The scientific debate over many current trans-boundary environmental problems is often heated and frustrating because the problems are very complicated and do not lend themselves to easy solutions. Not surprisingly the G-8 platform of the most wealthy and powerful countries is turning into a talking shop high on rhetoric and low on results. Ever since the Kyoto Protocol was accepted as the basic framework to pursue policy changes to help reduce the dangers of global warming, several rounds of such high profile G-8 Summits have been held. However such annual summits are falling short of the expectations on many counts. What is equally perplexing is the stranglehold of the United States (as the only remaining superpower and leading economic powerhouse) on climate change politics, which is looking ominous given the manner in which it has rejected the call for setting specific targets and a timetable for reducing Green House Gas (GHG) emissions.
By refusing to concede on emission reduction targets the US also derides the agenda for sustainable development arrived at during the landmark Rio summit in 1992. That the US is not keen to respect multilateral agreements clearly manifests in its refusal till date to sign the Kyoto Protocol. Washington it may be mentioned remains the only country among the present G 8 not to have done so. The landmark 1997 Kyoto Protocol had set specific objectives for reductions in Green House Gas (GHG) emissions of industrialized countries including a number of economies in transition. The US intransigence on this issue was similarly responsible for the breakdown during the Conference of Parties (COP) to the UN framework Convention on climate change held a few years back in Bonn. As of today the impasse on the main sticking points such as GHG reduction targets, emissions trading, implementation of GHG reducing activities and issues that were important to developing countries such as capacity building, transfer of technology and financial assistance are yet to be resolved.

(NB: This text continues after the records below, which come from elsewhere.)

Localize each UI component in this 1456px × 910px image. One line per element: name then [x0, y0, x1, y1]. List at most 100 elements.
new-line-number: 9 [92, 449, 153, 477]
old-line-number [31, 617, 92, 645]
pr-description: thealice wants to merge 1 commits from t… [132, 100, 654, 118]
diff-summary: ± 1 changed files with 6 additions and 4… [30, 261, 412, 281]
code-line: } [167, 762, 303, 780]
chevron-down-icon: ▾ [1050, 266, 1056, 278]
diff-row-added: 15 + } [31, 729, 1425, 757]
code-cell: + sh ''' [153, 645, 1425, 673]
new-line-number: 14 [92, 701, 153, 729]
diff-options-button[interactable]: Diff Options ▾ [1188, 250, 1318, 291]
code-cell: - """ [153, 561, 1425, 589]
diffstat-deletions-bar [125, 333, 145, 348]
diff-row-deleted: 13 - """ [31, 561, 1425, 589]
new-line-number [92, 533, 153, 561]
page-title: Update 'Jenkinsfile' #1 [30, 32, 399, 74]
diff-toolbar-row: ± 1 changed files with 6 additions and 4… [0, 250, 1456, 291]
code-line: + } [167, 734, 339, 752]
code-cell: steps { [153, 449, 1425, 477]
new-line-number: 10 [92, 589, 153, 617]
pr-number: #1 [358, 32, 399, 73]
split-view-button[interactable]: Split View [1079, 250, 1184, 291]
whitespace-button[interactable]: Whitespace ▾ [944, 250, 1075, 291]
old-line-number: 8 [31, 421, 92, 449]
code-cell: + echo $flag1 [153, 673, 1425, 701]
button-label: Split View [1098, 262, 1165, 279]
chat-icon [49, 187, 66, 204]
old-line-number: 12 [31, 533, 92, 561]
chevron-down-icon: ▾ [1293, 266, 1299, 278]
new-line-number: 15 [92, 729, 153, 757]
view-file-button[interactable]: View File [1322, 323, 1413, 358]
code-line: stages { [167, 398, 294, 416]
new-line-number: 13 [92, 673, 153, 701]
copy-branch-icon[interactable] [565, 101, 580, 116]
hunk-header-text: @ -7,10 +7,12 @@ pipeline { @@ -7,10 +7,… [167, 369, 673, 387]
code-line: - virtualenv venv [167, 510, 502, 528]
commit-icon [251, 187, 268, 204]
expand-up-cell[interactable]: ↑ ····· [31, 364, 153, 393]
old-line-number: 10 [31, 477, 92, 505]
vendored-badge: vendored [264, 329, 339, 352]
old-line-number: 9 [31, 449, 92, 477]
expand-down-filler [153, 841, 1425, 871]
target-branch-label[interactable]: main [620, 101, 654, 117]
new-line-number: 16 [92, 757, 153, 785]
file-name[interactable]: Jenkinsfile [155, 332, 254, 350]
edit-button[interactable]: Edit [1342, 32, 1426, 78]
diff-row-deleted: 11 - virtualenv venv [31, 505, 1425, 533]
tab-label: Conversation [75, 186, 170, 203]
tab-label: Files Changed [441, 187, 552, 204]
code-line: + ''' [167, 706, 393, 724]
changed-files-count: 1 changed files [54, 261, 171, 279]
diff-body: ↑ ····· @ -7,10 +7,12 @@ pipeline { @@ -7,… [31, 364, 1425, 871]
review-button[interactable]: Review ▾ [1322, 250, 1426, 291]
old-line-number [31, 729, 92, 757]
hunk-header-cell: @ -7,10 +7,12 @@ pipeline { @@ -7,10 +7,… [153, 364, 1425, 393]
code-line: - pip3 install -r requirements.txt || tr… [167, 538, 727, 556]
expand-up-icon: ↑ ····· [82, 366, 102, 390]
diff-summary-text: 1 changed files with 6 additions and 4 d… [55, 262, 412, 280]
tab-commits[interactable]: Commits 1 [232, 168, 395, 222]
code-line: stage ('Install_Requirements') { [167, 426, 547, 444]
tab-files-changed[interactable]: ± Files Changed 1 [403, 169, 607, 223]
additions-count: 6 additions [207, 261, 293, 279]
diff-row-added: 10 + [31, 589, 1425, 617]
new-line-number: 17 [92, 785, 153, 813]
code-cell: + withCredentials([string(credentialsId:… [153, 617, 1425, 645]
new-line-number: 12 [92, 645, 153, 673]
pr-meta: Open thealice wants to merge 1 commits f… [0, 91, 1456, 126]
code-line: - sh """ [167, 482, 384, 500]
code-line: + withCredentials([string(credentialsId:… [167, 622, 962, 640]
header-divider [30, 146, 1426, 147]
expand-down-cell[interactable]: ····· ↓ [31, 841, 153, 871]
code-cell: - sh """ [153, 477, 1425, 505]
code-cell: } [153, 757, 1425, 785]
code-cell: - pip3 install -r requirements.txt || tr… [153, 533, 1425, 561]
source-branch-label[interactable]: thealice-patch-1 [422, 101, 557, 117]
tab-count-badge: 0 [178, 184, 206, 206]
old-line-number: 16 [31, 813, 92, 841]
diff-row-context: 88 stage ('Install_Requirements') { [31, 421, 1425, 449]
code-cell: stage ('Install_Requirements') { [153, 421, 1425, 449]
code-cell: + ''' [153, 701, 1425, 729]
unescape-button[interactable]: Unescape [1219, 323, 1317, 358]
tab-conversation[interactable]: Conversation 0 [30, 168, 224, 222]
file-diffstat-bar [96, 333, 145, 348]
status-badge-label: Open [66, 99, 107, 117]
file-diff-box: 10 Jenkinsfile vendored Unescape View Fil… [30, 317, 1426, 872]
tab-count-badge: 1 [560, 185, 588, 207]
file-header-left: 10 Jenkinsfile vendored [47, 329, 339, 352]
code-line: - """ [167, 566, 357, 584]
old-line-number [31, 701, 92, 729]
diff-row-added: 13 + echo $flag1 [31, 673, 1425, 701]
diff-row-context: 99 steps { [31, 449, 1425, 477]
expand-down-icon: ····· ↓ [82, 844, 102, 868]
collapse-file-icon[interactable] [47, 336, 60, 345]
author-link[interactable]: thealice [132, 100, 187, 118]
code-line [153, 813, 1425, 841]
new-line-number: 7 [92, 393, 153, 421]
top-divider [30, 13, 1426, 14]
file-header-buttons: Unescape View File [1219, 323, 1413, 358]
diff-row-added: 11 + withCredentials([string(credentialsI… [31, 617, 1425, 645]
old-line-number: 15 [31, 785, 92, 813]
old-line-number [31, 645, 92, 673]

While the issues are many, the crux of the matter is on how to get political commitments to cut GHG emissions by specified levels. Unfortunately, the reverse is happening and it so happens that now the US President instead of taking the political initiative is suggesting that the developing countries, particularly India and China, were responsible for most greenhouse gas emissions leading to climate change. This is a reckless statement on the part of Bush and deviates from the real issue. Instead of playing a blame game, the US was expected to rally together a collective effort to deal with the problem. But his negative attitude has only exposed the insincerity of the world’s most powerful country and the man leading it. What the Indian Prime Minister Manmohan Singh suggested as “common but differentiated responsibility” makes more sense as any effort to reduce the impact of global warming will require collective responsibility, both of the developed and developing countries and definitely not Washington’s prescription, for that will spell doom for the future health of planet earth.